The discount store chain reported first-quarter earnings per share (EPS) of $0.60, which fell short of analysts' expectations of $0.63. Quarterly revenue was $811.9 million, also below the forecasted $835.01 million.
Comparable sales decreased by 2.3%, whereas analysts had anticipated a growth of 1.42%.
The stock plummeted more than 16% in pre-market trading.
Five Below expects second-quarter EPS for 2024 to range between $0.57 and $0.69, significantly below the forecasted $0.99. Revenue is projected to be between $830 million and $850 million, also lower than the expected $883 million.
For fiscal year 2024, Five Below anticipates EPS to range from $5.00 to $5.40, down from the previous estimate of $5.71 to $6.22, and below analysts' expectations of $6.00. Revenue for 2024 is expected to be between $3.79 billion and $3.87 billion, lower than the previous forecast of $3.97 billion to $4.07 billion.

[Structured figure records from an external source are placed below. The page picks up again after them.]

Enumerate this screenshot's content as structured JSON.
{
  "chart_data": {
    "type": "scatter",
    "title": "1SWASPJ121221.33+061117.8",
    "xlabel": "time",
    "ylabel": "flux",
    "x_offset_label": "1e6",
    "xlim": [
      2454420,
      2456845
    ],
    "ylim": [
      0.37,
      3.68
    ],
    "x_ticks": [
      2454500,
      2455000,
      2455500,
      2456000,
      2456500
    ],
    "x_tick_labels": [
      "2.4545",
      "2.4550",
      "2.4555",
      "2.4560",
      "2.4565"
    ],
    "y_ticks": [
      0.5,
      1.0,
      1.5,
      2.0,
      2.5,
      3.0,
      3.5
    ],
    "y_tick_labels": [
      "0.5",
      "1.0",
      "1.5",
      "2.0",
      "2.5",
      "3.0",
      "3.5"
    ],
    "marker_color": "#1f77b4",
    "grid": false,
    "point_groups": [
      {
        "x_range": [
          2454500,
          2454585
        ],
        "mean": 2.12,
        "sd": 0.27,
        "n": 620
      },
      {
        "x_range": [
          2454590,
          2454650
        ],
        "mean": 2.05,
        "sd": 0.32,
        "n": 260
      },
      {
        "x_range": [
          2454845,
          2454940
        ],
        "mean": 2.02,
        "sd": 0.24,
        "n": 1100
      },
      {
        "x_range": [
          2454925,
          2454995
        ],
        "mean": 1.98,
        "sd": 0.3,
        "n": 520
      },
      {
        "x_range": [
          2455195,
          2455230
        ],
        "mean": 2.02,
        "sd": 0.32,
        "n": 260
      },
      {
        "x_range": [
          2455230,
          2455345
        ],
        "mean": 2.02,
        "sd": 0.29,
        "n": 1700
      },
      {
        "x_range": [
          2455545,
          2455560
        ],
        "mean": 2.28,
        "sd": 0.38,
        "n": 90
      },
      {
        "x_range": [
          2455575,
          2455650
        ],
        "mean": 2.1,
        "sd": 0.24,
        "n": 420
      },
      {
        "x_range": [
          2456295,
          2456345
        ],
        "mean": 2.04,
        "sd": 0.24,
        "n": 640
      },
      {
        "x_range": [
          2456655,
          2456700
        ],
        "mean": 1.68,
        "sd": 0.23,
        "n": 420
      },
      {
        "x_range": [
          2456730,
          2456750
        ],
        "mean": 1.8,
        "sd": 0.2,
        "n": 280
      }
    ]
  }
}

Analysts had predicted $4.03 billion.
Capital expenditures for fiscal year 2024 are expected to be approximately $345 million to $355 million.
In an earnings report, Goldman Sachs analysts stated: “Based on FIVE’s soft same-store sales, we believe the pressure on low-income consumers may be greater than we initially anticipated.”
“However, despite short-term headwinds, we maintain a buy rating as FIVE’s long-term growth prospects remain intact. If recent pricing and marketing tests prove successful, there could be potential upside in demand in the latter half of the year,” they added.